Immigration is a key component of that growth, notes Lee, who herself emigrated to the U.S. with her Korean parents when she was 3. Some four out of five current Asian Americans are foreign-born, she explains, and continuing immigration replenishes the cohort of ‘new’ Asian Americans. That, she suggests, will keep the category of Asian-American alive for some time.
Immigration also contributes to the trope – a trope Lee rejects – that “‘Asians have some set of values that make them successful.” Instead, she argues that due to who has emigrated, America “engineered this idea that Asians are successful.”
Asian immigrants coming to the United States are not just a random sample of the population in their countries of origin; they are extremely educated, more likely to hold a B.A. than those who don’t immigrate, and they’re also more likely to have a college degree than the U.S. mean. It’s this ‘hyper selectivity’ that largely accounts for educational and economic accomplishments of America’s Asians, she argues here and in her latest award-winning book, The Asian American Achievement Paradox, written with Min Zhou.
Lee offers several data points during the podcast to buttress the idea that innate cultural values are not driving success. For one thing, the distribution of Asian American accomplishments are not evenly distributed: Indian-Americans have exceptionally high educational achievements while Cambodian, Laotian and Hmong Americans have relatively low graduation rates. Plus, Lee says, if ‘values’ drove the success, we’d see the same successes in the immigrants’ Asian countries of origin or in other areas where Asian diasporas are represented – and we don’t.

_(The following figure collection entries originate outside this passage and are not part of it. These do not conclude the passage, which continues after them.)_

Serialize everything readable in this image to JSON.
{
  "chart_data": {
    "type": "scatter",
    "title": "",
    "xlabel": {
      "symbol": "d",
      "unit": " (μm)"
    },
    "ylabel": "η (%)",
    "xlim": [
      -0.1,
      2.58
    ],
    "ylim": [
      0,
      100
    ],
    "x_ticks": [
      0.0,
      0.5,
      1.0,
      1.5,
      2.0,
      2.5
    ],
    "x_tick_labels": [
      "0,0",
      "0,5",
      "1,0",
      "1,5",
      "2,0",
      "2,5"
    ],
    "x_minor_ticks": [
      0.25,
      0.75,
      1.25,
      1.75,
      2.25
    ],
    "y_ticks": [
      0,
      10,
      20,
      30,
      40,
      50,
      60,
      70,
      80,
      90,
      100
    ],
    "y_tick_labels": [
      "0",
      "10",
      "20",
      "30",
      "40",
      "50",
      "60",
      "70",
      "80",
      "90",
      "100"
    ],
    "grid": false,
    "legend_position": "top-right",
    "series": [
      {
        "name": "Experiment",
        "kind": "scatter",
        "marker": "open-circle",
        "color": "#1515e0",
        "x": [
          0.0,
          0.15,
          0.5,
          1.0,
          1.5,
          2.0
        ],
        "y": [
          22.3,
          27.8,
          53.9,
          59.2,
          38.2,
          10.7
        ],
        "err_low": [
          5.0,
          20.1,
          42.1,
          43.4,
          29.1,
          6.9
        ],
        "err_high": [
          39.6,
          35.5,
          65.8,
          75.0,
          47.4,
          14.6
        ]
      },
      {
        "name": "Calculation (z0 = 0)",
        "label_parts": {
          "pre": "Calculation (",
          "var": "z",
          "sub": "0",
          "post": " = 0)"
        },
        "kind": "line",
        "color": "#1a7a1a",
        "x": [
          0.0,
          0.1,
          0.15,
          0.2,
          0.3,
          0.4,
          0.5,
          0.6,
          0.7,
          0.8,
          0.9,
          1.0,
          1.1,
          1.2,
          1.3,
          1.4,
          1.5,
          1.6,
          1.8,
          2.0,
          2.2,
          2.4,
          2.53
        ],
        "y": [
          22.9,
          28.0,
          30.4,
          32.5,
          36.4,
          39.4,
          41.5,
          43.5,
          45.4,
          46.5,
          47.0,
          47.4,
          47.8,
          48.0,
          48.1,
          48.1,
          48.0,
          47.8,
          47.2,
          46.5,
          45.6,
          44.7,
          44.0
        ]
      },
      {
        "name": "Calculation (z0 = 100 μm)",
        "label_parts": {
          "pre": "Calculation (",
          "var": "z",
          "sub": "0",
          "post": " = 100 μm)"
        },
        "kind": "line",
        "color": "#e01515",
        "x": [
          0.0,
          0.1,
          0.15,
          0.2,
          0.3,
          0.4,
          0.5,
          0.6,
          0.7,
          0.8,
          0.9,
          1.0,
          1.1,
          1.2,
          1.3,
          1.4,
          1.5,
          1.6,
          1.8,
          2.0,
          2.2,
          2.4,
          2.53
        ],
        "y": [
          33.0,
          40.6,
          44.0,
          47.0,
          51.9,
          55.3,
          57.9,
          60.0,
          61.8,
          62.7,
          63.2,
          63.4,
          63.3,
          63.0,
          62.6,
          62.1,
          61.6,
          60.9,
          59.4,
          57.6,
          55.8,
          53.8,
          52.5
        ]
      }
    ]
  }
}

Lee is the Julian Clarence Levi Professor of Social Sciences at Columbia and past president of the Eastern Sociological Society. She is or has been a fellow at the Center for the Study of Economy and Society, the Center for Advanced Study in the Behavioral Sciences at Stanford, the Center for the Study of Race, Politics and Culture at the University of Chicago, and a visiting scholar at the Russell Sage Foundation and a Fulbright Scholar to Japan. She will join the board of trustees for the Russell Sage Foundation this fall.